Two officials from Cuba’s diplomatic mission in Washington visited the Miami area quietly Monday to meet with companies that handle travel between the island and the United States, according to travel industry members.
Such visits are uncommon because Cuban diplomats must obtain permission from the U.S. State Department before they can travel outside Washington, and they usually try to avoid South Florida due to security concerns.
Travel industry members said the two officials from the Cuban Interests Section in Washington held routine meetings in Miami Monday with many of the companies that offer travel services to the island, to discuss the state of the businesses.
The December holidays kick off Cuba’s high tourism season. Last year, 3 million people visited the island, including about 476,000 Cuban Americans and an estimated 98,000 other U.S. residents on so-called “people-to-people” trips.
Some of the companies at the meetings reported that the business is growing crowded because the Cuban and U.S. governments have approved new firms despite a drop in travelers, said the industry members, who asked for anonymity in order to speak frankly.

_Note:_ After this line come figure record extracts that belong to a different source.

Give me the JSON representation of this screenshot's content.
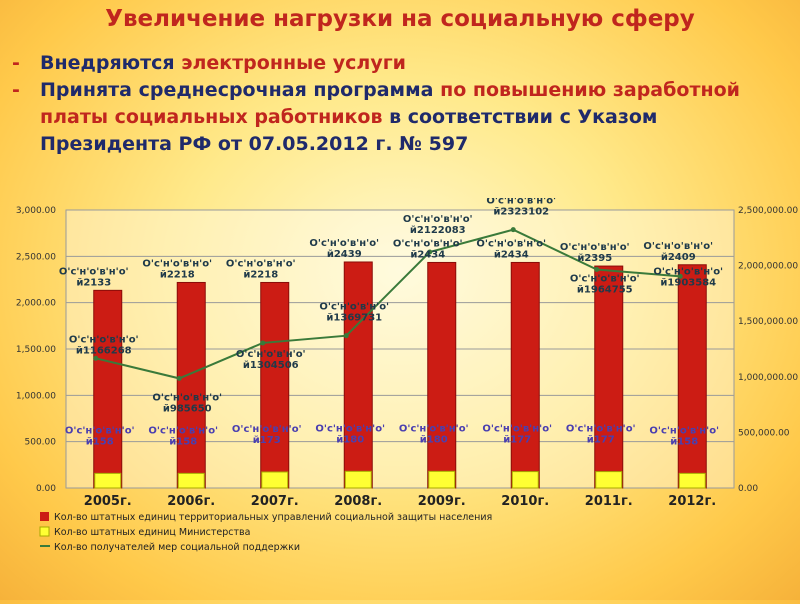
{
  "title": "Увеличение нагрузки на социальную сферу",
  "bullets": [
    {
      "dash": "-",
      "parts": [
        {
          "text": "Внедряются ",
          "tone": "a"
        },
        {
          "text": "электронные услуги",
          "tone": "r"
        }
      ]
    },
    {
      "dash": "-",
      "parts": [
        {
          "text": "Принята среднесрочная программа ",
          "tone": "a"
        },
        {
          "text": "по повышению заработной платы социальных работников",
          "tone": "r"
        },
        {
          "text": " в соответствии с Указом Президента РФ от 07.05.2012 г. № 597",
          "tone": "a"
        }
      ]
    }
  ],
  "colors": {
    "title": "#c0261e",
    "text": "#1f2a6b",
    "bar_staff": "#cc1c14",
    "bar_ministry": "#ffff33",
    "line": "#3a7a3a",
    "marker": "#6a5acd"
  },
  "chart_data": {
    "type": "bar",
    "categories": [
      "2005г.",
      "2006г.",
      "2007г.",
      "2008г.",
      "2009г.",
      "2010г.",
      "2011г.",
      "2012г."
    ],
    "y_left_ticks": [
      "0.00",
      "500.00",
      "1,000.00",
      "1,500.00",
      "2,000.00",
      "2,500.00",
      "3,000.00"
    ],
    "y_right_ticks": [
      "0.00",
      "500,000.00",
      "1,000,000.00",
      "1,500,000.00",
      "2,000,000.00",
      "2,500,000.00"
    ],
    "ylim_left": [
      0,
      3000
    ],
    "ylim_right": [
      0,
      2500000
    ],
    "grid": true,
    "series": [
      {
        "name": "Кол-во штатных единиц территориальных управлений социальной защиты населения",
        "kind": "bar",
        "axis": "left",
        "values": [
          2133,
          2218,
          2218,
          2439,
          2434,
          2434,
          2395,
          2409
        ]
      },
      {
        "name": "Кол-во штатных единиц Министерства",
        "kind": "bar",
        "axis": "left",
        "values": [
          158,
          158,
          173,
          180,
          180,
          177,
          177,
          158
        ]
      },
      {
        "name": "Кол-во получателей мер социальной поддержки",
        "kind": "line",
        "axis": "right",
        "values": [
          1166268,
          985650,
          1304506,
          1369731,
          2122083,
          2323102,
          1964755,
          1903584
        ]
      }
    ],
    "label_prefix": "O'с'н'о'в'н'о'",
    "label_suffix": "й",
    "legend_position": "bottom"
  }
}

Havana reported a 2 percent drop in overall international arrivals in the first six months of this year, compared to the same period in 2012.
The industry members said the meetings with the visiting Cuban officials also touched on the people-to-people trips, which they said had begun to fall off because of costs that can run up to $700 and $800 per day.
President Barack Obama approved the people-to-people trips in 2010 to promote “purposeful engagement” between Cubans and U.S. residents who are not Cuban Americans. The visits cannot legally include any tourist activities.
Most of the people-to-people visitors so far have been older, well-off Americans who want to learn about the island but are unlikely to make return trips, according to one of the travel industry members.
The member said the two Cuban visitors also asked about a new system put in place by the Cuban diplomatic mission in Washington to expedite the issuance of the visas required of Cuban Americans for travel to the island.
The two diplomats left Miami Tuesday. The travel industry members declined to give their names.
Armando Bencomo and Llanio González, both diplomats with the Cuban mission in Washington, visited South Florida in July to brief travel companies and others on the changes in migration regulations adopted on the island on Jan. 14.